SPECIALIZED APPLICATIONS (CONSENSUS REVIEWS, Q/A, TMA ANALYSIS, EDUCATION AND PROFICIENCY TESTING)

WSI has been implemented in a number of specific niches within pathology since its introduction in 2000. In order to support the use of WSI for these purposes, studies have been performed to assess the performance of pathologists using WSI under a variety of conditions. A limited number of studies have been published that examine the performance of WSI in comparison to traditional microscopy in evaluating routine clinical material. For example, Gilbertson and colleagues compared the performance of three pathologists reviewing 25 specimens with multiple parts in a simulated environment and reported excellent concordance between the results obtained by WSI and microscopic analysis (12). In a carefully devised study, Fine et al evaluated the use of WSI to review IHC‐stained sections of challenging prostate needle biopsies by pathologists at geographically disparate sites. Thirty cases where IHC was required to confirm or rule out cancer were identified and scanned to create WSI. Five pathologists, as well as an outside expert reviewer, were asked to review and score both the original glass slides and the WSI. Essentially, similar levels of interobserver variability were identified between the WSI and glass slide reviews. In only one case did participants feel that the image quality of the WSI was worse than the original glass slide. The authors concluded that their findings could likely be generalized to other similar IHC applications outside of prostate biopsies (11).
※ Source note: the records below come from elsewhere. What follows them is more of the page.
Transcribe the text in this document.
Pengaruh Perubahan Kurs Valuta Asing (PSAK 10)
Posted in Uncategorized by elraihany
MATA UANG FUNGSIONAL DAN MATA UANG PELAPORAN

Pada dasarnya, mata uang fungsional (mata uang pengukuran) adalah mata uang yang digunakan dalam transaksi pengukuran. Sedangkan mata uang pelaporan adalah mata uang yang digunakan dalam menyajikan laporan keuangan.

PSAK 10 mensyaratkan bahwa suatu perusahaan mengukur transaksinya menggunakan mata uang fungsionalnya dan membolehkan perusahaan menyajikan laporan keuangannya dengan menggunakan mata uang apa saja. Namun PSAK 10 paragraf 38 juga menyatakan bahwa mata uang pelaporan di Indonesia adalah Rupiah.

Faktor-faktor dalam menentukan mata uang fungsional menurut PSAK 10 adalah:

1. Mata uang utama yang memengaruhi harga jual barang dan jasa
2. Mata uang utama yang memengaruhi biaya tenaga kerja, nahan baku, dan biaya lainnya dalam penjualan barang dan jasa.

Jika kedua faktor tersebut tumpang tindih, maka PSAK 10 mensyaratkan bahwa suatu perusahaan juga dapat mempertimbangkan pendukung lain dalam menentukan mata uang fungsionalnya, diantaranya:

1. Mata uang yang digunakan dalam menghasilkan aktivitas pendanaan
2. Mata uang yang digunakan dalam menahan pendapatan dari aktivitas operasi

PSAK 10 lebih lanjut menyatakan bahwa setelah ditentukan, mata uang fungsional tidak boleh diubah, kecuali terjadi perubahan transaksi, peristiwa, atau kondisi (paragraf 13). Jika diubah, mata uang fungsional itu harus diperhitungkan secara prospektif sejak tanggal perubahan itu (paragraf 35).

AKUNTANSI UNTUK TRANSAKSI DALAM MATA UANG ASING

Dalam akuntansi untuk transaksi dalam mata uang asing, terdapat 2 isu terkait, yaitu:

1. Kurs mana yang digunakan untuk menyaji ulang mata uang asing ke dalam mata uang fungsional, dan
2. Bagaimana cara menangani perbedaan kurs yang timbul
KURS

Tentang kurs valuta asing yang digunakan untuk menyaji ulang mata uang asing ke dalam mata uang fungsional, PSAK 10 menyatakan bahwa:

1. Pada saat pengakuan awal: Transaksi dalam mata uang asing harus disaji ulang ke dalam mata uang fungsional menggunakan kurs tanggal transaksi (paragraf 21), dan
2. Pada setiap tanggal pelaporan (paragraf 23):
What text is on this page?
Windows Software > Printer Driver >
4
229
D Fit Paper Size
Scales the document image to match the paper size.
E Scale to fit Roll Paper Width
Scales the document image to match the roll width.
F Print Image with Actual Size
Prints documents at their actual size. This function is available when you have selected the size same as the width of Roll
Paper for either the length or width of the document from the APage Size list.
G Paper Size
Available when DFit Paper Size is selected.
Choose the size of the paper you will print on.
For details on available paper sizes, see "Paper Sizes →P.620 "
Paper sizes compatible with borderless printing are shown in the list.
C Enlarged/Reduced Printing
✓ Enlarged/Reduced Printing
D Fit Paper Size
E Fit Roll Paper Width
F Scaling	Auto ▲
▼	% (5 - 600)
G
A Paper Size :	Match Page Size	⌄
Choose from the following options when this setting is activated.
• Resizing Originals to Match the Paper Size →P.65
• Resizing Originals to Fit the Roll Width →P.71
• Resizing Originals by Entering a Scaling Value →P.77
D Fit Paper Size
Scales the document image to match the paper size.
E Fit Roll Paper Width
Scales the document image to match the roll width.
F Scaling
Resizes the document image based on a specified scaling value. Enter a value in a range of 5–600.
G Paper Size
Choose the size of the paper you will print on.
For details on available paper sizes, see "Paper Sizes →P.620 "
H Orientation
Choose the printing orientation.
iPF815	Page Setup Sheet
Ho et al used direct comparison of glass slides and WSI in a retrospective Q/A review of 24 complex genitourinary biopsies (comprising 47 diagnostic parts and 391 slides). Three pathologists reviewed these cases. Two pathologists were assigned WSI, and one received the original glass slides for each case; a standard Q/A form was used to evaluate both WSI and glass slides. Strong consensus was reported between WSI and glass slide reviews of these cases. However, in one case, a subtle but clinically significant discrepancy was identified between the WSI and glass slide, which suggested that technical issues in the WSI obscured a focal area of atypia. Overall, the authors reported that all study pathologists felt Q/A could be effectively performed using WSI (16). Significantly however, all participants also indicated that slide presentation and speed of WSI were inadequate to support routine case review based on WSI. Similarly, our own experience has been that this is a real limitation in the transition of digital pathology to daily clinical use. Future development of pathologist centric digital workspace environments will be essential for successful implementation.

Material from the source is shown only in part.